À la veille de la cérémonie d’investiture du président élu Brice Clotaire Oligui Nguema, prévue ce samedi 3 mai au Stade de l’Amitié Sino-gabonaise d’Angondjé, le gouvernement gabonais a décrété la journée de vendredi 2 mai comme fériée, chômée et récupérable. L’annonce a été faite ce mercredi par le ministre du Travail, Adrien Nguema Mba, dans une note de service largement relayée.
Cette décision vise à permettre aux populations de se préparer sereinement et massivement à prendre part à une cérémonie d’investiture que l’on annonce d’ores et déjà inédite dans l’histoire politique du Gabon.
Une investiture populaire dans un stade : une première nationale
Jamais un chef d’État gabonais n’avait choisi de prêter serment dans un stade.
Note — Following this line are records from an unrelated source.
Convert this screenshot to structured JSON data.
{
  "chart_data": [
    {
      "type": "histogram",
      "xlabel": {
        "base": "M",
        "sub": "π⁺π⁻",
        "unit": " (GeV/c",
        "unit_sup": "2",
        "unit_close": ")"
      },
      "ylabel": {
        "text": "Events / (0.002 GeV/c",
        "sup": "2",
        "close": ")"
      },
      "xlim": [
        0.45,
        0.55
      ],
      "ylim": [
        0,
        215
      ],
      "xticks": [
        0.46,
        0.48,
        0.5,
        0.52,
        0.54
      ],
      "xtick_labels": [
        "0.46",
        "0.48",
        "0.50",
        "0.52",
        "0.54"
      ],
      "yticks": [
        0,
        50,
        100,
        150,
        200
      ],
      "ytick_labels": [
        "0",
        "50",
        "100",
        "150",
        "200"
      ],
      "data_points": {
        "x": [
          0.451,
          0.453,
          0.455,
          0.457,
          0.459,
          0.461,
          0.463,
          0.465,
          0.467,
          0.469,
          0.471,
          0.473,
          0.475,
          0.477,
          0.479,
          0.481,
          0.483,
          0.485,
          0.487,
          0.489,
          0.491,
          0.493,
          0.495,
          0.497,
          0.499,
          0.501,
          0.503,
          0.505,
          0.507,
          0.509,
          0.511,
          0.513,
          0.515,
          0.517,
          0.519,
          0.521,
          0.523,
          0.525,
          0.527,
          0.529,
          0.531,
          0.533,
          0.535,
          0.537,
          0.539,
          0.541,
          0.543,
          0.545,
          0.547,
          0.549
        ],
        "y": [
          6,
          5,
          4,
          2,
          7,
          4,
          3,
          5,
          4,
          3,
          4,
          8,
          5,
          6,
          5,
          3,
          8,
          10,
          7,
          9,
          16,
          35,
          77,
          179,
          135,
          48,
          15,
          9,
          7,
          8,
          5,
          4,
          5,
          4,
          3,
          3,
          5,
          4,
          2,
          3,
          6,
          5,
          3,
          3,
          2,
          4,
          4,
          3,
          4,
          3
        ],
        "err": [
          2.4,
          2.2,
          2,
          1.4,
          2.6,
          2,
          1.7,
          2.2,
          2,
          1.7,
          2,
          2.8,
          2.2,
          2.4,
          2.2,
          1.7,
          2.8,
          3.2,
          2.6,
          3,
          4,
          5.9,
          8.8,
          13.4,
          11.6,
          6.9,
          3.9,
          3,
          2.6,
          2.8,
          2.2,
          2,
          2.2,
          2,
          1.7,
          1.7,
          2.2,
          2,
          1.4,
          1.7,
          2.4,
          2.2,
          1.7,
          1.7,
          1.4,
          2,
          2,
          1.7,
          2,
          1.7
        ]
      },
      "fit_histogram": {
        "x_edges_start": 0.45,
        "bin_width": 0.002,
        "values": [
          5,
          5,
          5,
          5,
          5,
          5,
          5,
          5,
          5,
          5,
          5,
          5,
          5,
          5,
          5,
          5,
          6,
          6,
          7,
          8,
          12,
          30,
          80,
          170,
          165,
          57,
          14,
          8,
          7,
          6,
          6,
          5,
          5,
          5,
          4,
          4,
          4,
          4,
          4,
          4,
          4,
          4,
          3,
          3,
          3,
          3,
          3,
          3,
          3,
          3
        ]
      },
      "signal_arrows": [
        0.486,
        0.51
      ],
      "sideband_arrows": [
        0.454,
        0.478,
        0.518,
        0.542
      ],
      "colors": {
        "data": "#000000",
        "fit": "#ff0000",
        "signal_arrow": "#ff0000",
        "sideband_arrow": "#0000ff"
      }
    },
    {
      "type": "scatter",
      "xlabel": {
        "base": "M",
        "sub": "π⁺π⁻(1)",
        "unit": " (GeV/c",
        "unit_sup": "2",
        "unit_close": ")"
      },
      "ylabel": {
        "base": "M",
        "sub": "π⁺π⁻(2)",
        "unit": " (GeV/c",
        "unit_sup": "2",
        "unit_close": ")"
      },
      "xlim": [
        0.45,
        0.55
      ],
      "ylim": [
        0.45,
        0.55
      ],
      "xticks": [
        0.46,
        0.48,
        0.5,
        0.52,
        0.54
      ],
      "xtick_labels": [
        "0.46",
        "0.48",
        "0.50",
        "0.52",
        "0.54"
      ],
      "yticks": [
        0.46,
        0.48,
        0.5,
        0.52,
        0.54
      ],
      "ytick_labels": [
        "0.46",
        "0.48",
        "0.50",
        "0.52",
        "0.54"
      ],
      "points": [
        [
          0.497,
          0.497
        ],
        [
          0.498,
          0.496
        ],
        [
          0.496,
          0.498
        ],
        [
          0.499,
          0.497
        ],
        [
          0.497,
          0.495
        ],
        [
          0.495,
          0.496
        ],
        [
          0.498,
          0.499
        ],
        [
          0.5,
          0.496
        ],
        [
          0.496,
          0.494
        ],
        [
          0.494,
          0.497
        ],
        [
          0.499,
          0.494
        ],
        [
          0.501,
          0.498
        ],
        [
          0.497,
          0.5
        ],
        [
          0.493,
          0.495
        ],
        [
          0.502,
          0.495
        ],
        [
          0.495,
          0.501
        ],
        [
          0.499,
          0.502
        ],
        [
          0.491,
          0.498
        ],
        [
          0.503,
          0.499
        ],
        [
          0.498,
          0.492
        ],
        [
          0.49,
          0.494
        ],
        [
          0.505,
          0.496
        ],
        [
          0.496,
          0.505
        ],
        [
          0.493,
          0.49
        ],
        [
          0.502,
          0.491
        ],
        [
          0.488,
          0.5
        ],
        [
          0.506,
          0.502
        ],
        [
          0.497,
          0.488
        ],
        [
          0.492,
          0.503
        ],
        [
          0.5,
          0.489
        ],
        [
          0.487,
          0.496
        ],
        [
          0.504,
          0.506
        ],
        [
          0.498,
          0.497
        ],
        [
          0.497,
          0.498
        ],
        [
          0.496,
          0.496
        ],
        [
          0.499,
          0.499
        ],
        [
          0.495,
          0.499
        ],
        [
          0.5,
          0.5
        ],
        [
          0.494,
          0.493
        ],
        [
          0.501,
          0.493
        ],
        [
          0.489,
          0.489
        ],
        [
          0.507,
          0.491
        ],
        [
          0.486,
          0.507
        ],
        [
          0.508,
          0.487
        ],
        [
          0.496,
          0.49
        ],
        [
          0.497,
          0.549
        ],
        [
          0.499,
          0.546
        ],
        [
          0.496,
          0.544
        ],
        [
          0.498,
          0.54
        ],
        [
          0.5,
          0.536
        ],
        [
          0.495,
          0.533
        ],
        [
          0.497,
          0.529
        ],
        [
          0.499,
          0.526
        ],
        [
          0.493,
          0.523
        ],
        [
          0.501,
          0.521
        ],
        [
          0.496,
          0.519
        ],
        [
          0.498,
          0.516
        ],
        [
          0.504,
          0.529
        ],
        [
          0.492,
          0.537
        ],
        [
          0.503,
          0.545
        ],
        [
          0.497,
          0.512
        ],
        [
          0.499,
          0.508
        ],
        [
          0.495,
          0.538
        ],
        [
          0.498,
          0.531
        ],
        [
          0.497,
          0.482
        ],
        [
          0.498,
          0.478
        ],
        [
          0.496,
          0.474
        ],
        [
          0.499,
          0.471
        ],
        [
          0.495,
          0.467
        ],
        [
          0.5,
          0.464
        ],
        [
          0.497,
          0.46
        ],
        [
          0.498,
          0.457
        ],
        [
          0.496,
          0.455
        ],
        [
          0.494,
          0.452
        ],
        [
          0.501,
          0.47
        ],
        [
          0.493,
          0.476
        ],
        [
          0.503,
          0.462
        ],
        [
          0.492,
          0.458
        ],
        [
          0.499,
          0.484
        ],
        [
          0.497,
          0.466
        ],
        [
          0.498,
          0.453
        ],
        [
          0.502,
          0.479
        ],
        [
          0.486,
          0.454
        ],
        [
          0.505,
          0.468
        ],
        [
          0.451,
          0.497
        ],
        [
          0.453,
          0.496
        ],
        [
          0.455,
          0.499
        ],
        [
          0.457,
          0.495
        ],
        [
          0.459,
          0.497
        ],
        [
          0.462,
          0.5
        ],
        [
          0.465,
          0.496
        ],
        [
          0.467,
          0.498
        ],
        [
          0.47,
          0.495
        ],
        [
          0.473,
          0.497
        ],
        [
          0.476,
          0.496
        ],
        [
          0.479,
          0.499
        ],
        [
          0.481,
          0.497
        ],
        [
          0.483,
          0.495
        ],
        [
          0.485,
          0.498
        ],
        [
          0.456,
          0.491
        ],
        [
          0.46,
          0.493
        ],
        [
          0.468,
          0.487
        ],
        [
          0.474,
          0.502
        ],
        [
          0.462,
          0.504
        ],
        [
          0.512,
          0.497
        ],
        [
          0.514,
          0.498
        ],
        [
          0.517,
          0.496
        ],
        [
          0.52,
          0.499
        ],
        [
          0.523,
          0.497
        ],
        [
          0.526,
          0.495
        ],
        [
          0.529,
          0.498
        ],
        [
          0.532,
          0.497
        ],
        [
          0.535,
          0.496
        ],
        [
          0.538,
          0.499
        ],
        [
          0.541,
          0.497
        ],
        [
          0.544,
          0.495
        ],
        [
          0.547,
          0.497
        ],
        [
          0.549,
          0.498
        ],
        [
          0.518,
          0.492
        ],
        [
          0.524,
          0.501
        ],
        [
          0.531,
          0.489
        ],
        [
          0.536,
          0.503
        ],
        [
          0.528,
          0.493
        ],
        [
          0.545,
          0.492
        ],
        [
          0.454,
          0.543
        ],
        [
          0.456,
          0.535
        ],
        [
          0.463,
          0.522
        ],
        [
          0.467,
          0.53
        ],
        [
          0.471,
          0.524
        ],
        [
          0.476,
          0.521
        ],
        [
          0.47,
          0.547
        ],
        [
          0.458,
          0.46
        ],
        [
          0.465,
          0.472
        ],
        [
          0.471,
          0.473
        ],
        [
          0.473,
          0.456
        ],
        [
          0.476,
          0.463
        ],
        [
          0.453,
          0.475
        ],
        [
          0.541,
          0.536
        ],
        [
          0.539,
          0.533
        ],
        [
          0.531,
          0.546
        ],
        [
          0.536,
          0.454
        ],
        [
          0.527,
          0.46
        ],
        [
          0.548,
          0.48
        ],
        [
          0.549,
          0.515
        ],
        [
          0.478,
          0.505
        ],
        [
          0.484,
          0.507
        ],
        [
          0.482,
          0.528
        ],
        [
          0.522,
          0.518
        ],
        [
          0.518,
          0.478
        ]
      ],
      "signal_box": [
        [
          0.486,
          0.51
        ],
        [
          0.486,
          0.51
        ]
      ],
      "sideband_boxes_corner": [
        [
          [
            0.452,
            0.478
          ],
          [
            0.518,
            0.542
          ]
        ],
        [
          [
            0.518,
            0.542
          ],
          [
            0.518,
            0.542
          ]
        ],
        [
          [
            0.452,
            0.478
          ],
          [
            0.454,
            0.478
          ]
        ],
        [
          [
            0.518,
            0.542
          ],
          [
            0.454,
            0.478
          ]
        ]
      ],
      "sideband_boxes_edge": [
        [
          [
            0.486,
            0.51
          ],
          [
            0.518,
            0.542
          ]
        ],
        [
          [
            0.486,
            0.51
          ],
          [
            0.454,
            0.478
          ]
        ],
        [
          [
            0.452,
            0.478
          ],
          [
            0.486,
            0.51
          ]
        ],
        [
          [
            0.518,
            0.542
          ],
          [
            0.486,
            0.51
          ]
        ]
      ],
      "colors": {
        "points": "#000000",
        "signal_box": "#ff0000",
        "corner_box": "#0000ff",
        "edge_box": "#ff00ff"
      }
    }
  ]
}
En rompant avec les codes solennels des cérémonies restreintes, Brice Clotaire Oligui Nguema, élu avec 94,85 % des suffrages lors du scrutin présidentiel du 12 avril 2025, entend ancrer son mandat sous le sceau de la proximité et de la légitimité populaire.
Présenté comme « l’homme du peuple » par ses partisans, le président élu a invité les citoyens à se rendre massivement au stade d’Angondjé, dans le nord de Libreville, pour l’accompagner dans cette étape historique. Une mobilisation logistique impressionnante a été mise en place : 40 000 billets gratuits, distribution encadrée dans les quartiers populaires, et transport offert par les sociétés publiques.
Un événement d’envergure internationale sous haute sécurité
Selon les informations recueillies par Biba 241, seize chefs d’État africains sont attendus à Libreville, ainsi que de nombreuses délégations étrangères venues des cinq continents. L’armée gabonaise, mobilisée depuis plusieurs jours, est à pied d’œuvre pour sécuriser l’événement et garantir un déroulement sans faille.
De la transition à la 5e République : le symbole d’un renouveau
L’investiture de Brice Clotaire Oligui Nguema symbolise la fin de la transition amorcée après le coup d’État du 30 août 2023, qui a mis un terme à 56 années de pouvoir de la famille Bongo. Ancien commandant en chef de la Garde Républicaine, l’actuel président est vu par une large partie de la population comme le libérateur du peuple gabonais, celui qui a su incarner un changement pacifique et pragmatique.
Pour nombre de Gabonais, cette cérémonie dépasse le simple cadre protocolaire. Elle marque l’entrée officielle du pays dans une nouvelle ère politique, celle de la 5e République, avec des institutions renouvelées, une légitimité démocratique réaffirmée, et une promesse de reconstruction nationale sous la bannière de la justice sociale, de la dignité et de l’unité.